Decide whether each of the following sets is a ring with respect to the usual operations of addition and multiplication. If it is not a ring, state at least one condition in Definition 5.1a that fails to hold.

The set of all integers that are multiples of $5$.
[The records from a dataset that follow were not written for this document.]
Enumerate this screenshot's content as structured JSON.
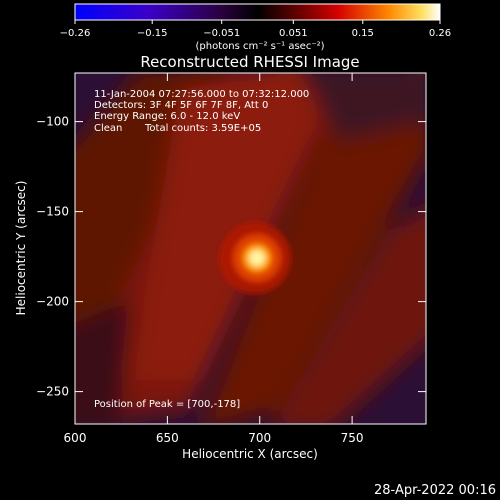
{
  "chart_data": {
    "type": "heatmap",
    "title": "Reconstructed RHESSI Image",
    "xlabel": "Heliocentric X (arcsec)",
    "ylabel": "Heliocentric Y (arcsec)",
    "xlim": [
      600,
      790
    ],
    "ylim": [
      -268,
      -73
    ],
    "x_ticks": [
      "600",
      "650",
      "700",
      "750"
    ],
    "x_tick_values": [
      600,
      650,
      700,
      750
    ],
    "y_ticks": [
      "−100",
      "−150",
      "−200",
      "−250"
    ],
    "y_tick_values": [
      -100,
      -150,
      -200,
      -250
    ],
    "colorbar": {
      "ticks": [
        "−0.26",
        "−0.15",
        "−0.051",
        "0.051",
        "0.15",
        "0.26"
      ],
      "range": [
        -0.26,
        0.26
      ],
      "unit_label": "(photons cm⁻² s⁻¹ asec⁻²)"
    },
    "annotations": {
      "time": "11-Jan-2004 07:27:56.000 to 07:32:12.000",
      "detectors": "Detectors: 3F 4F 5F 6F 7F 8F, Att 0",
      "energy": "Energy Range: 6.0 - 12.0 keV",
      "method": "Clean",
      "counts": "Total counts: 3.59E+05",
      "peak": "Position of Peak = [700,-178]"
    },
    "peak": {
      "x": 700,
      "y": -178,
      "value": 0.26
    },
    "colormap": [
      "#0000ff",
      "#000000",
      "#e00000",
      "#ff9900",
      "#ffffff"
    ]
  },
  "footer": {
    "date": "28-Apr-2022 00:16"
  }
}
The set of all real numbers of the form $m+n\sqrt{3}$ with $m\in \mathbb{Z}$

and $n\in \mathbb{Z}$.

The set of all real numbers of the form $a+b\sqrt[3]{5}$, where $a$

and $b$

are rational numbers.

The set of all real numbers of the form $a+b\sqrt[3]{5}+c\sqrt[3]{25}$, where $a,b$

and $c$

are rational numbers.

The set of all positive real numbers.

The set of all complex numbers of the form $m+ni$, where $m\in \mathbb{Z},n\in \mathbb{Z}$

(This set is known as the Gaussian integers.)

The set of all real numbers of the form $m+n\sqrt{2}$ with $m\in \mathbb{E}$

and $n\in \mathbb{Z}$.

The set of all real numbers of the form $m+n\sqrt{2}$ with $m\in \mathbb{Z}$

and $n\in \mathbb{E}$.